HA’NTS OF THE KINGDOM OF SPRUCE
The sheeted ghosts of moated grange
And misty wraiths are passing strange;
The gibbering spooks and elfin freaks
And cackling witches’ maudlin squeaks—
—They have terrified the nations, and have laid
the bravest low,
But intimidate a woodsman up in Maine? Why,
bless you, no!
Merely misty apparitions or some sad ancestral
spook
Serve to terrify a maiden or to warn a death-
marked duke.
But the P. I. scoffs their terrors, though he’ll
never venture loose
’Mongst the ha’nts that roam the woodlands in
the weird domains of Spruce.
—He’ll mock the fears of mystic and he’ll scorn
the bookish tales
Of the fearsome apparitions of the past, but
courage fails
In the night when he awakens, all a-shiver in
his bunk,
And with ear against the logging hears the
steady, muffled thunk
Of the hairy fists of monsters, beating there in
grisly play,
—Horrid things that stroll o’ night-times, never,
never seen by day,
For he knows that though the spectres of the
storied past are vain,
There is true and ghostly ravage in the forest
depths of Maine.
For even in these days P. I.‘s shake
At the great Swamp Swogon of Brassua Lake.
When it blitters and glabbers the long night
through,
And shrieks for the souls of the shivering crew.
And all of us know of the witherlick
That prowls by the shore of the Cup-sup-tic.
Of the Side Hill Ranger whose eyeballs gleam
When the moon hangs gibbous over Abol
stream;
—Of the Dolorous Demon that moans and calls
Through the mists of Abol-negassis falls.

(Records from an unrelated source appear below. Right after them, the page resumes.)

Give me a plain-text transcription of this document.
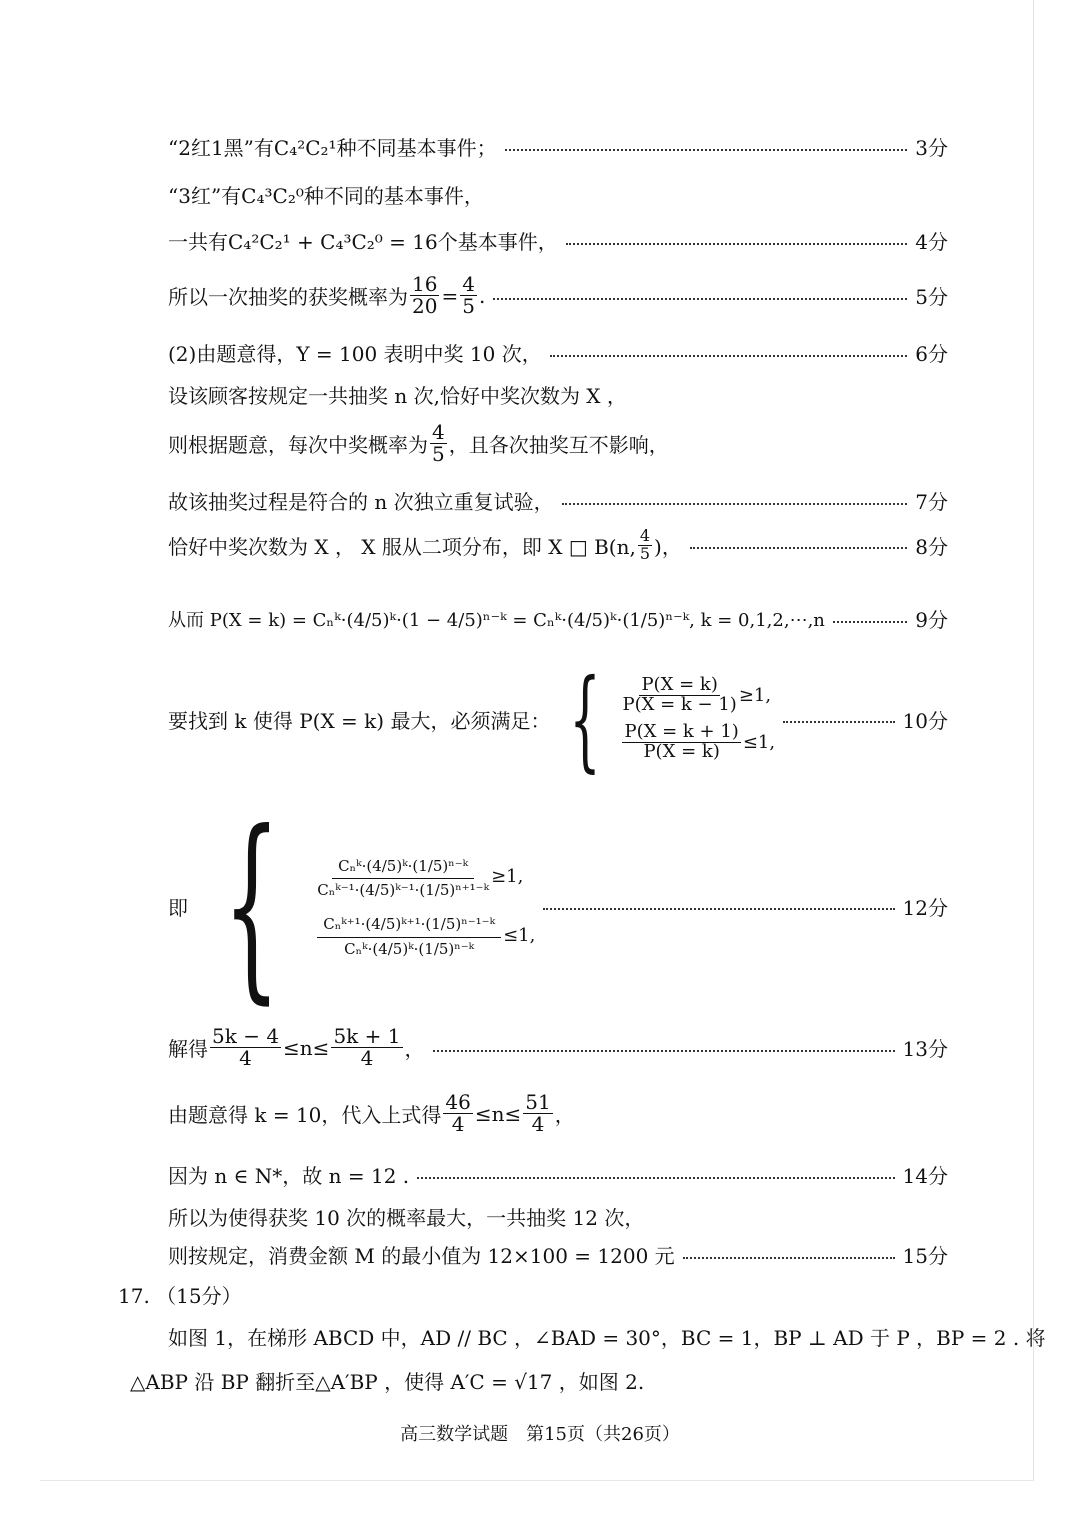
“2红1黑”有C₄²C₂¹种不同基本事件；	3分
“3红”有C₄³C₂⁰种不同的基本事件，
一共有C₄²C₂¹ + C₄³C₂⁰ = 16个基本事件，	4分
所以一次抽奖的获奖概率为 $\frac{16}{20} = \frac{4}{5}$ .	5分
(2)由题意得，Y = 100 表明中奖 10 次，	6分
设该顾客按规定一共抽奖 n 次,恰好中奖次数为 X ，
则根据题意，每次中奖概率为 $\frac{4}{5}$ ，且各次抽奖互不影响，
故该抽奖过程是符合的 n 次独立重复试验，	7分
恰好中奖次数为 X ， X 服从二项分布，即 X □ B(n, $\frac{4}{5}$ )，	8分
从而 P(X = k) = Cₙᵏ·(4/5)ᵏ·(1 − 4/5)ⁿ⁻ᵏ = Cₙᵏ·(4/5)ᵏ·(1/5)ⁿ⁻ᵏ, k = 0,1,2,⋯,n	9分
要找到 k 使得 P(X = k) 最大，必须满足： { $\frac{P(X = k)}{P(X = k - 1)} \ge 1$,
$\frac{P(X = k + 1)}{P(X = k)} \le 1$,
10分
即 { $\frac{\text{Cₙᵏ·(4/5)ᵏ·(1/5)ⁿ⁻ᵏ}}{\text{Cₙᵏ⁻¹·(4/5)ᵏ⁻¹·(1/5)ⁿ⁺¹⁻ᵏ}} \ge 1$,
$\frac{\text{Cₙᵏ⁺¹·(4/5)ᵏ⁺¹·(1/5)ⁿ⁻¹⁻ᵏ}}{\text{Cₙᵏ·(4/5)ᵏ·(1/5)ⁿ⁻ᵏ}} \le 1$,
12分
解得 $\frac{5k - 4}{4} \le n\le \frac{5k + 1}{4}$ ，	13分
由题意得 k = 10，代入上式得 $\frac{46}{4} \le n\le \frac{51}{4}$ ，
因为 n ∈ N*，故 n = 12 .	14分
所以为使得获奖 10 次的概率最大，一共抽奖 12 次，
则按规定，消费金额 M 的最小值为 12×100 = 1200 元	15分
17. （15分）
如图 1，在梯形 ABCD 中，AD // BC ，∠BAD = 30°，BC = 1，BP ⊥ AD 于 P ，BP = 2 . 将
△ABP 沿 BP 翻折至△A′BP ，使得 A′C = √17 ，如图 2.
高三数学试题　第15页（共26页）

And many a woodsman has felt his bunk
Tossed by the Phantom of Sourdna-hunk.
There’s the Giant Spook who ha’nted Lane’s
Old wangan camp and rended chains
—Great iron links of the snubbing cable—
As though they were straw—who was even
able
To twist the links in a mighty mat
With which he bent the forest flat
From Nahma-kanta to Depsiconneag
—Acres and acres—league after league;
Striding abroad from peak to dale
And laying on with his mighty flail.
Oh, fie for the shade of the manored hall,
A fig for a Thing in a grave-creased pall,
—For wraiths that flitter and flutter and sigh,
With flabby limbs and the sunken eye!
The woodsman recks not ye, frail ghosts,
But he knows and he bows to the deep wood’s
hosts,
Who sound their coming with giant breath,
Who mark their passing with storm and death,
Who shriek through blow-downs and howl o ’er
lakes,
—And he hides and trembles, he shivers and
shakes
When he hears the Desperate Demons loose
In the weird dominions of grim King Spruce.